Les travaux de la 17ème Conférence des Présidents d’Assemblée et de Section de la région Afrique de l’Assemblée parlementaire de la Francophonie (APF) se sont ouverts ce mercredi 08 avril 2026 à Lomé Cette rencontre qui se déroulera jusqu’au 09 avril, est un espace de concertation politique qui vise à renforcer le dialogue et l’action parlementaire et à examiner les priorités stratégiques de la Francophonie parlementaire.
C’est le Président de l’Assemblée nationale du Togo, Pr Komi Selom Klassou qui a présidé la cérémonie d’ouverture en présence de Hilarion Etong, président de l’APF, ainsi que des présidents de chambres parlementaires francophones d’Afrique et de plusieurs délégations étrangères.
Les échanges vont essentiellement se concentrer sur l’actualité électorale, sociale et sécuritaire en Afrique francophone ainsi que sur les actions de diplomatie parlementaire de la région.
Également à l’agenda, les préparatifs de la 32e Assemblée régionale Afrique, dont les réflexions s’articuleront autour des crises internationales, de la souveraineté africaine et du rôle des parlements dans la stabilité géopolitique mondiale.

« À ce rendez-vous de haut niveau, qui, nous l’espérons, n’est pas un simple rendez-vous de plus, nous gardons la foi que les parlements de la région Afrique de l’APF, conscients de la force du dialogue et de l’unité, avanceront ensemble dans la fraternité et avec responsabilité pour l’atteinte de nos objectifs communs », a déclaré l’honorable Germaine Kouméalo Anaté, présidente de la commission des relations extérieures et de la coopération à l’Assemblée nationale du Togo.
Le Président de l’Assemblée parlementaire de la Francophonie (APF), Hilarion Etong a pour sa part rappelé la nécessité pour les pays partageant le même espace régional de travailler de concert à la recherche de solutions aux défis actuels.
Selon lui, aucun État ne saurait, à lui seul, faire face aux crises globales, qu’il s’agisse des pandémies, du dérèglement climatique ou des fractures sociales qui traversent les sociétés.
Dans son discours d’ouverture, le Président de l’Assemblée nationale du Togo a fait savoir que l’Afrique, et en particulier l’espace francophone, continue de faire face à de nombreux défis, parmi lesquels figurent des crises sécuritaires persistantes, une quête légitime de souveraineté économique, ainsi que les enjeux liés à la révolution numérique, notamment l’émergence rapide de technologies telles que l’intelligence artificielle.

« Face à ces enjeux, les parlements occupent une place centrale.
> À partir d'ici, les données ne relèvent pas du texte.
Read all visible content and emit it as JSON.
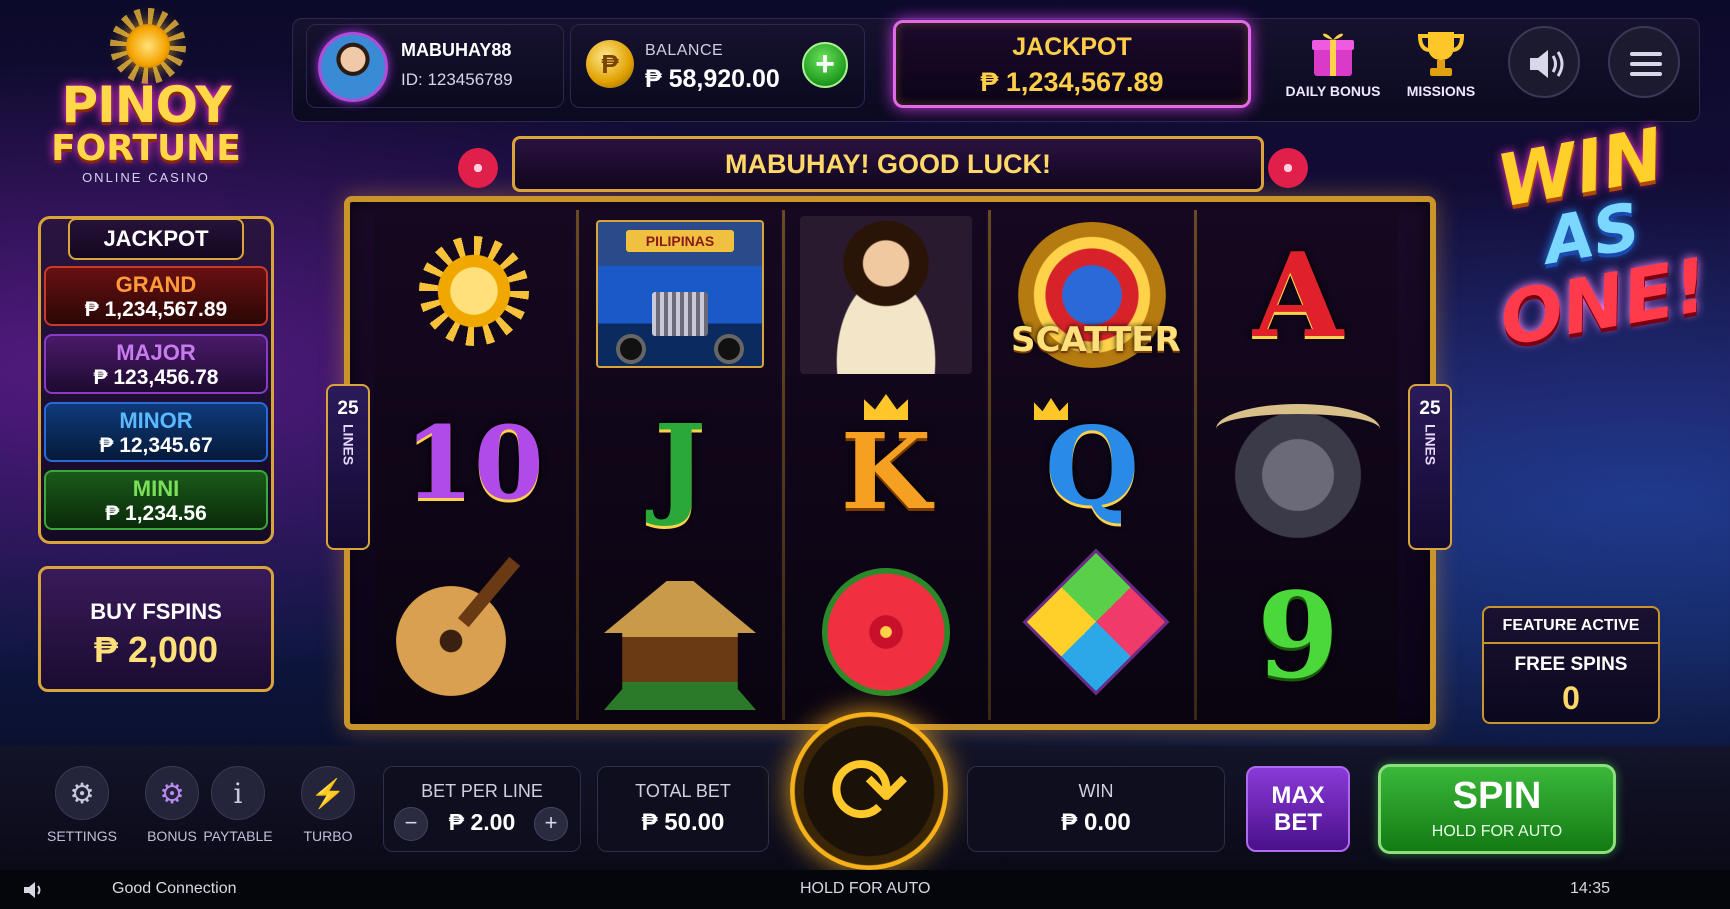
{
  "logo": {
    "line1": "PINOY",
    "line2": "FORTUNE",
    "line3": "ONLINE CASINO"
  },
  "player": {
    "username": "MABUHAY88",
    "id": "ID: 123456789"
  },
  "balance": {
    "label": "BALANCE",
    "value": "₱ 58,920.00",
    "add_icon": "+",
    "coin_glyph": "₱"
  },
  "top_jackpot": {
    "label": "JACKPOT",
    "value": "₱ 1,234,567.89"
  },
  "nav": {
    "daily_bonus": "DAILY BONUS",
    "missions": "MISSIONS"
  },
  "jackpot_panel": {
    "title": "JACKPOT",
    "tiers": [
      {
        "name": "GRAND",
        "value": "₱ 1,234,567.89",
        "color": "#ff9a3a"
      },
      {
        "name": "MAJOR",
        "value": "₱ 123,456.78",
        "color": "#c87af0"
      },
      {
        "name": "MINOR",
        "value": "₱ 12,345.67",
        "color": "#5ab8ff"
      },
      {
        "name": "MINI",
        "value": "₱ 1,234.56",
        "color": "#7ae05a"
      }
    ]
  },
  "buy_spins": {
    "label": "BUY FSPINS",
    "price": "₱ 2,000"
  },
  "banner": "MABUHAY! GOOD LUCK!",
  "paylines": {
    "count": "25",
    "word": "LINES"
  },
  "reels": [
    [
      "sun-symbol",
      "10",
      "guitar-symbol"
    ],
    [
      "jeepney-symbol",
      "J",
      "nipa-hut-symbol"
    ],
    [
      "filipina-symbol",
      "K",
      "hibiscus-symbol"
    ],
    [
      "scatter-symbol",
      "Q",
      "kite-symbol"
    ],
    [
      "A",
      "carabao-symbol",
      "9"
    ]
  ],
  "scatter_label": "SCATTER",
  "jeepney_sign": "PILIPINAS",
  "promo": {
    "line1": "WIN",
    "line2": "AS",
    "line3": "ONE!"
  },
  "feature": {
    "header": "FEATURE ACTIVE",
    "label": "FREE SPINS",
    "count": "0"
  },
  "toolbar": {
    "settings": "SETTINGS",
    "bonus": "BONUS",
    "paytable": "PAYTABLE",
    "turbo": "TURBO"
  },
  "bet_per_line": {
    "label": "BET PER LINE",
    "value": "₱ 2.00",
    "minus": "−",
    "plus": "+"
  },
  "total_bet": {
    "label": "TOTAL BET",
    "value": "₱ 50.00"
  },
  "win": {
    "label": "WIN",
    "value": "₱ 0.00"
  },
  "max_bet": {
    "line1": "MAX",
    "line2": "BET"
  },
  "spin": {
    "label": "SPIN",
    "sub": "HOLD FOR AUTO"
  },
  "status_bar": {
    "connection": "Good Connection",
    "center": "HOLD FOR AUTO",
    "time": "14:35"
  },
  "colors": {
    "gold": "#d9a43a",
    "accent_pink": "#e06ae8",
    "spin_green": "#3ab83a",
    "max_bet_purple": "#8a3ad8"
  }
}
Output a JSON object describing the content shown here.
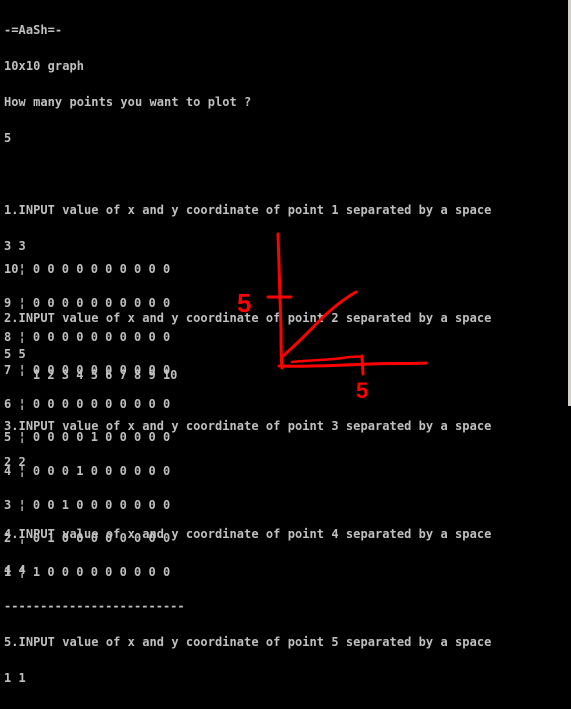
{
  "console": {
    "lines": [
      "-=AaSh=-",
      "10x10 graph",
      "How many points you want to plot ?",
      "5",
      "",
      "1.INPUT value of x and y coordinate of point 1 separated by a space",
      "3 3",
      "",
      "2.INPUT value of x and y coordinate of point 2 separated by a space",
      "5 5",
      "",
      "3.INPUT value of x and y coordinate of point 3 separated by a space",
      "2 2",
      "",
      "4.INPUT value of x and y coordinate of point 4 separated by a space",
      "4 4",
      "",
      "5.INPUT value of x and y coordinate of point 5 separated by a space",
      "1 1"
    ],
    "grid_rows": [
      "10¦ 0 0 0 0 0 0 0 0 0 0",
      "9 ¦ 0 0 0 0 0 0 0 0 0 0",
      "8 ¦ 0 0 0 0 0 0 0 0 0 0",
      "7 ¦ 0 0 0 0 0 0 0 0 0 0",
      "6 ¦ 0 0 0 0 0 0 0 0 0 0",
      "5 ¦ 0 0 0 0 1 0 0 0 0 0",
      "4 ¦ 0 0 0 1 0 0 0 0 0 0",
      "3 ¦ 0 0 1 0 0 0 0 0 0 0",
      "2 ¦ 0 1 0 0 0 0 0 0 0 0",
      "1 ¦ 1 0 0 0 0 0 0 0 0 0",
      "-------------------------"
    ],
    "x_axis": "    1 2 3 4 5 6 7 8 9 10"
  },
  "sketch": {
    "label_y": "5",
    "label_x": "5",
    "color": "#ff0000"
  }
}
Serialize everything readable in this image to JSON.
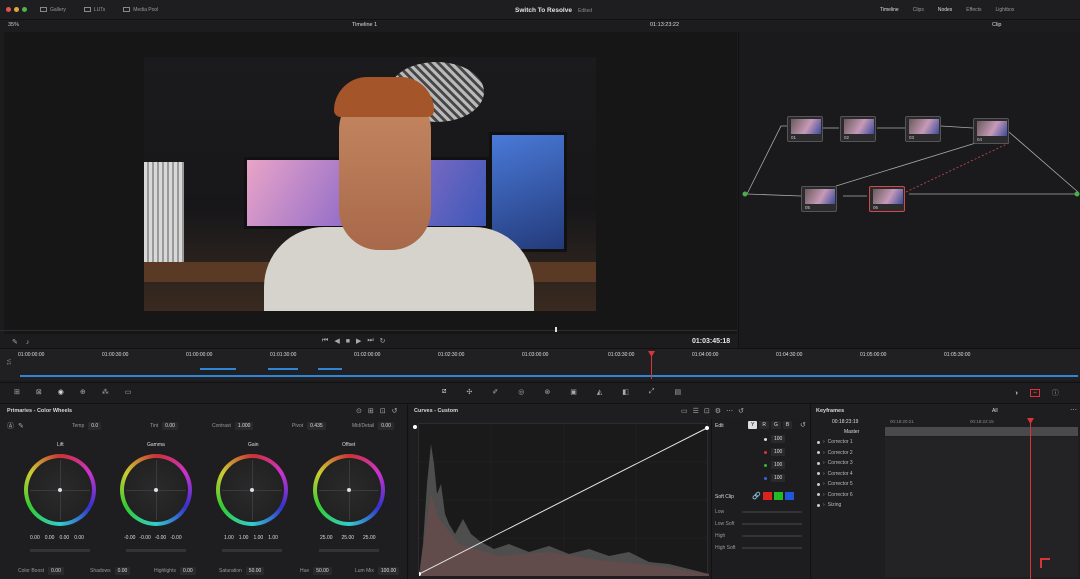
{
  "topbar": {
    "tabs": [
      "Gallery",
      "LUTs",
      "Media Pool"
    ],
    "title": "Switch To Resolve",
    "edited": "Edited",
    "right_tabs": [
      "Timeline",
      "Clips",
      "Nodes",
      "Effects",
      "Lightbox"
    ]
  },
  "viewer": {
    "zoom": "35%",
    "timeline_name": "Timeline 1",
    "timecode_top": "01:13:23:22",
    "timecode_main": "01:03:45:18",
    "node_mode": "Clip"
  },
  "ruler_ticks": [
    "01:00:00:00",
    "01:00:30:00",
    "01:00:00:00",
    "01:01:30:00",
    "01:02:00:00",
    "01:02:30:00",
    "01:03:00:00",
    "01:03:30:00",
    "01:04:00:00",
    "01:04:30:00",
    "01:05:00:00",
    "01:05:30:00"
  ],
  "nodes": [
    "01",
    "02",
    "03",
    "04",
    "05",
    "06"
  ],
  "primaries": {
    "title": "Primaries - Color Wheels",
    "temp_label": "Temp",
    "temp": "0.0",
    "tint_label": "Tint",
    "tint": "0.00",
    "contrast_label": "Contrast",
    "contrast": "1.000",
    "pivot_label": "Pivot",
    "pivot": "0.435",
    "middetail_label": "Mid/Detail",
    "middetail": "0.00",
    "wheels": [
      {
        "name": "Lift",
        "values": [
          "0.00",
          "0.00",
          "0.00",
          "0.00"
        ]
      },
      {
        "name": "Gamma",
        "values": [
          "-0.00",
          "-0.00",
          "-0.00",
          "-0.00"
        ]
      },
      {
        "name": "Gain",
        "values": [
          "1.00",
          "1.00",
          "1.00",
          "1.00"
        ]
      },
      {
        "name": "Offset",
        "values": [
          "25.00",
          "25.00",
          "25.00"
        ]
      }
    ],
    "bottom": [
      {
        "label": "Color Boost",
        "value": "0.00"
      },
      {
        "label": "Shadows",
        "value": "0.00"
      },
      {
        "label": "Highlights",
        "value": "0.00"
      },
      {
        "label": "Saturation",
        "value": "50.00"
      },
      {
        "label": "Hue",
        "value": "50.00"
      },
      {
        "label": "Lum Mix",
        "value": "100.00"
      }
    ]
  },
  "curves": {
    "title": "Curves - Custom",
    "edit_label": "Edit",
    "channels": [
      "Y",
      "R",
      "G",
      "B"
    ],
    "channel_values": [
      "100",
      "100",
      "100",
      "100"
    ],
    "soft_clip": "Soft Clip",
    "soft_labels": [
      "Low",
      "Low Soft",
      "High",
      "High Soft"
    ]
  },
  "keyframes": {
    "title": "Keyframes",
    "filter": "All",
    "timecode": "00:18:23:19",
    "t1": "00:18:20:21",
    "t2": "00:18:22:15",
    "master": "Master",
    "tracks": [
      "Corrector 1",
      "Corrector 2",
      "Corrector 3",
      "Corrector 4",
      "Corrector 5",
      "Corrector 6",
      "Sizing"
    ]
  },
  "colors": {
    "accent": "#2f86d6",
    "playhead": "#d8343a",
    "bg": "#1c1c1e"
  }
}
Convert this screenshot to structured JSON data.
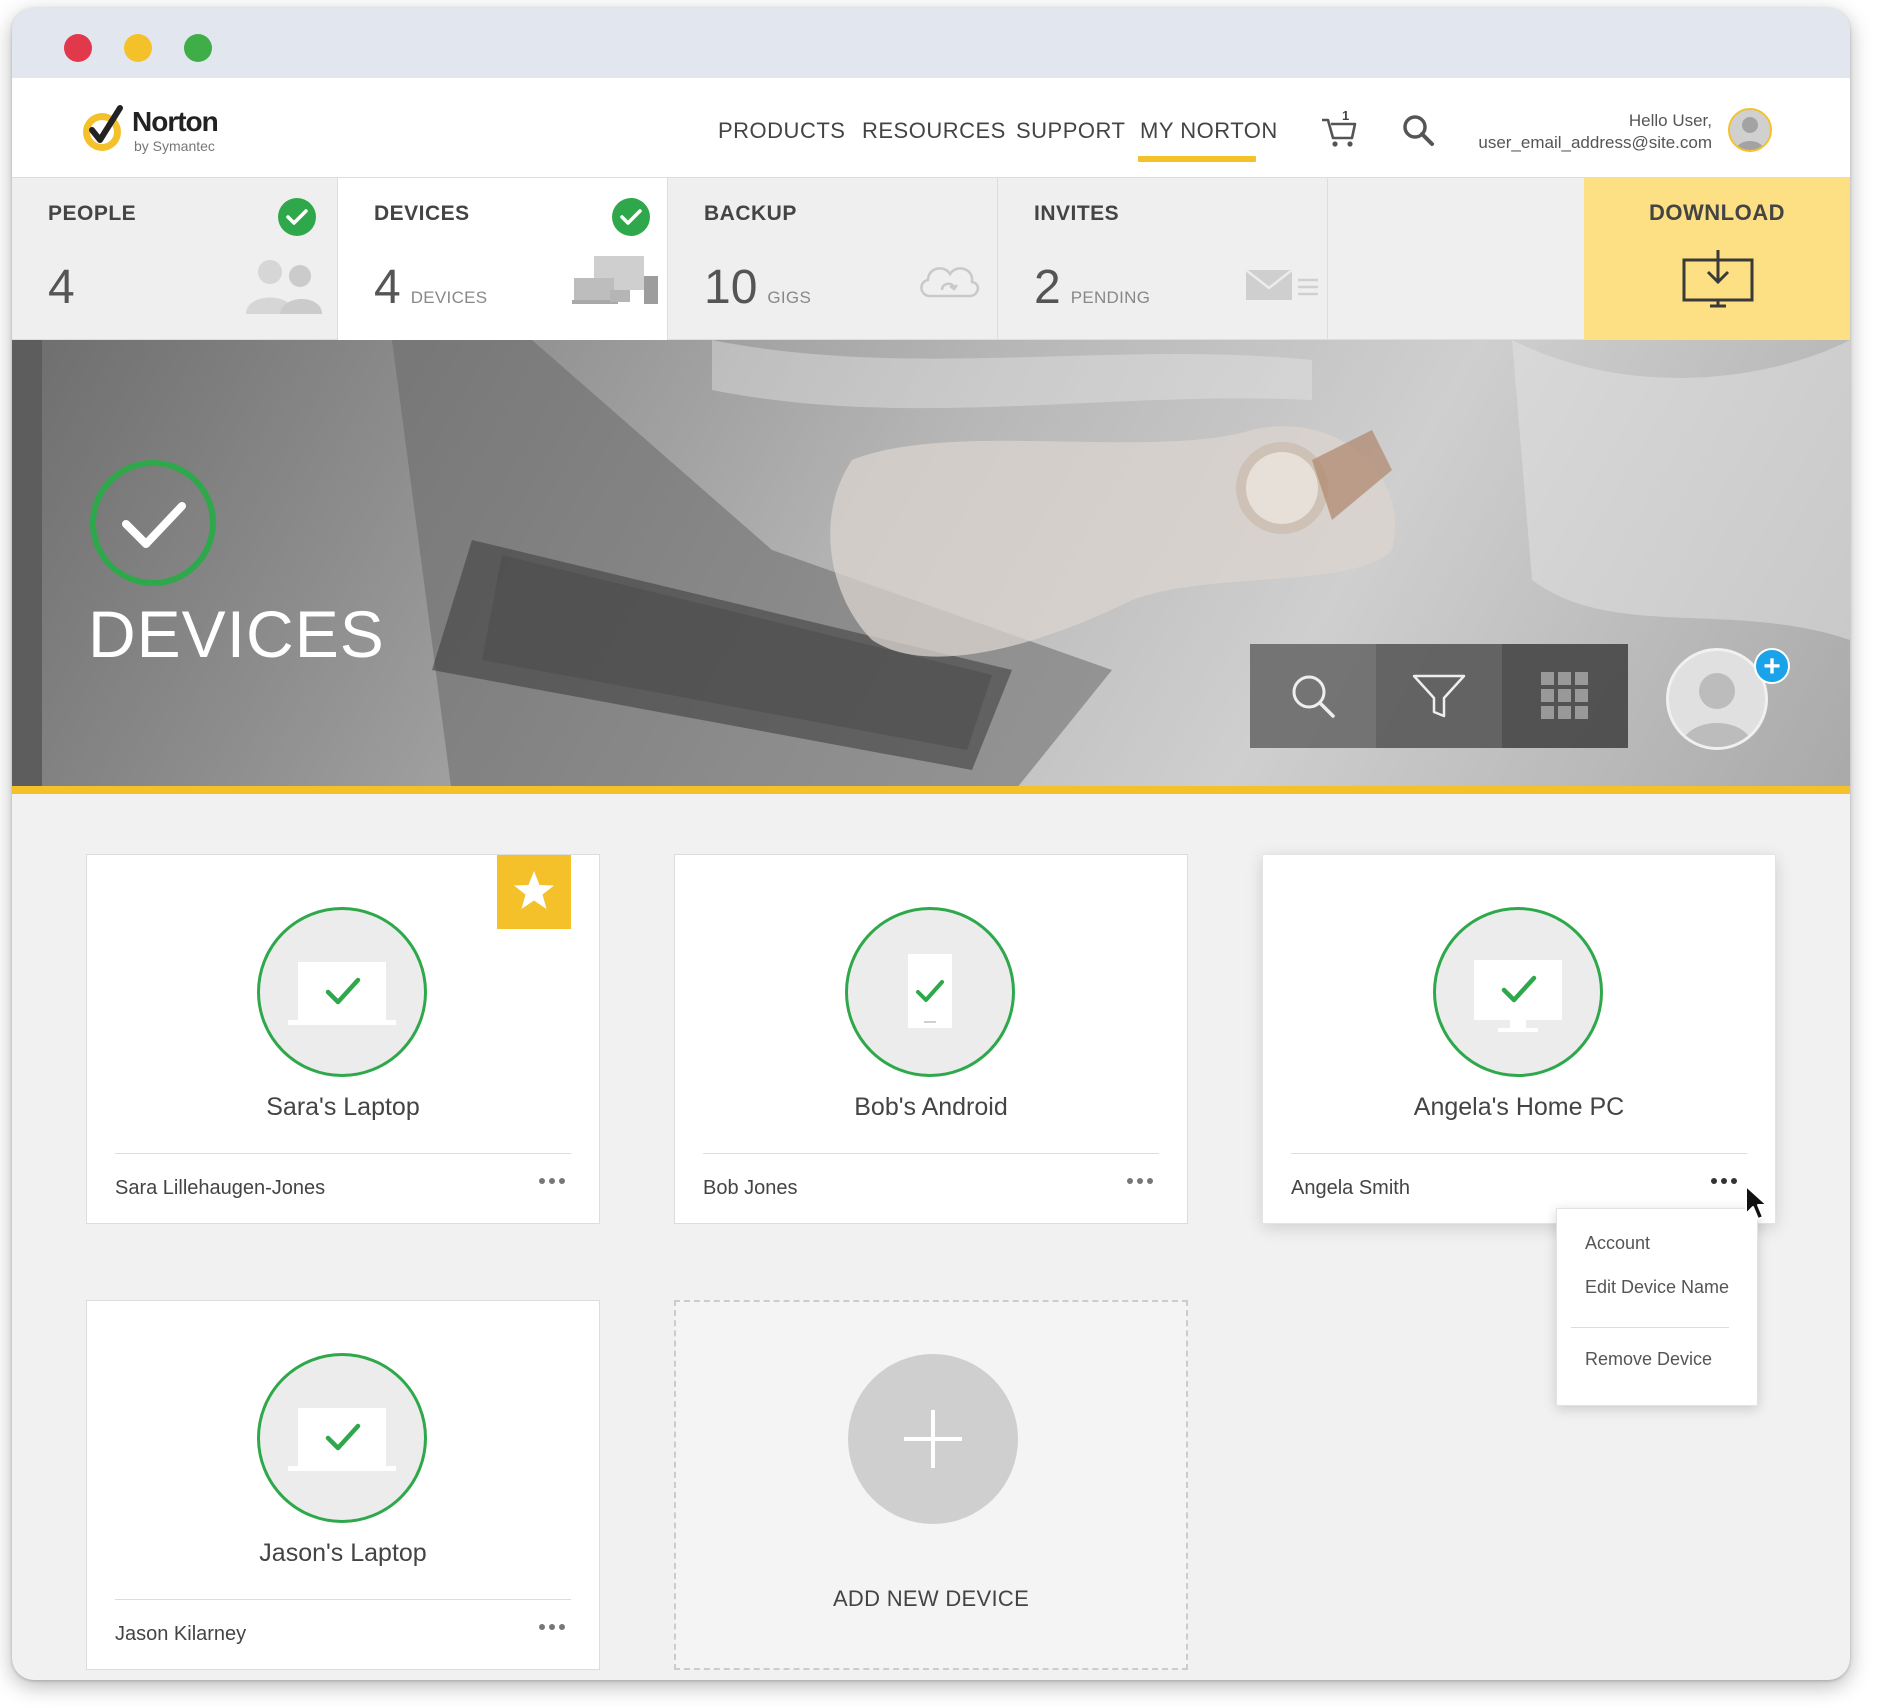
{
  "brand": {
    "name": "Norton",
    "sub": "by Symantec",
    "accent": "#f5c12b",
    "check_green": "#2ea84a",
    "badge_blue": "#1aa3e8"
  },
  "nav": {
    "links": [
      "PRODUCTS",
      "RESOURCES",
      "SUPPORT",
      "MY NORTON"
    ],
    "active": "MY NORTON",
    "cart_count": "1",
    "greeting": "Hello User,",
    "email": "user_email_address@site.com"
  },
  "stats": {
    "people": {
      "label": "PEOPLE",
      "value": "4",
      "unit": "",
      "status": "ok"
    },
    "devices": {
      "label": "DEVICES",
      "value": "4",
      "unit": "DEVICES",
      "status": "ok"
    },
    "backup": {
      "label": "BACKUP",
      "value": "10",
      "unit": "GIGS"
    },
    "invites": {
      "label": "INVITES",
      "value": "2",
      "unit": "PENDING"
    },
    "download": {
      "label": "DOWNLOAD"
    }
  },
  "hero": {
    "title": "DEVICES",
    "tools": [
      "search-icon",
      "filter-icon",
      "grid-icon"
    ],
    "add_badge": "+"
  },
  "devices": [
    {
      "name": "Sara's Laptop",
      "owner": "Sara Lillehaugen-Jones",
      "type": "laptop",
      "favorite": true
    },
    {
      "name": "Bob's Android",
      "owner": "Bob Jones",
      "type": "phone",
      "favorite": false
    },
    {
      "name": "Angela's Home PC",
      "owner": "Angela Smith",
      "type": "desktop",
      "favorite": false
    },
    {
      "name": "Jason's Laptop",
      "owner": "Jason Kilarney",
      "type": "laptop",
      "favorite": false
    }
  ],
  "add_device": {
    "label": "ADD NEW DEVICE"
  },
  "context_menu": {
    "items": [
      "Account",
      "Edit Device Name",
      "Remove Device"
    ]
  }
}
En tant que représentants des peuples, nous avons la responsabilité d’anticiper les mutations de notre temps, d’élaborer des lois adaptées aux réalités contemporaines et de veiller à ce que les politiques publiques répondent effectivement aux attentes de nos concitoyens », a déclaré Pr Komi Selom Klassou.
Il a estimé que face aux défis actuels, il apparaît plus que jamais nécessaire de renforcer la visibilité ainsi que l’influence de l’APF sur le continent africain.
« La Région Afrique, par sa vitalité et par le nombre de ses sections, constitue l’un des piliers essentiels de notre organisation. Il nous appartient donc de faire de l’APF non seulement un espace de concertation, mais également une véritable plateforme d’influence parlementaire capable d’accompagner les grandes transformations politiques, économiques et institutionnelles de notre continent », a-t-il affirmé.
Pour Komi Selom Klassou, le choix porté sur le Togo, pays membre de l’APF depuis sa création en 1967, pour abriter la présente conférence traduit l’engagement constant du pays en faveur du dialogue, de la coopération internationale et de la recherche de solutions concertées face aux défis de notre temps.
Pour rappel, l’Assemblée parlementaire de la Francophonie (APF) a été fondée en 1967. Elle est une organisation internationale qui regroupe 99 adhérents issus de parlements et d’organisations interparlementaires ayant en partage l’usage de la langue française.
L’Assemblée parlementaire de la Francophonie s’affirme comme un espace politique de dialogue, de concertation et d’influence au sein de l’écosystème institutionnel francophone. Son action s’inscrit dans la promotion de la langue française, le renforcement des valeurs démocratiques et le développement de la coopération entre institutions parlementaires.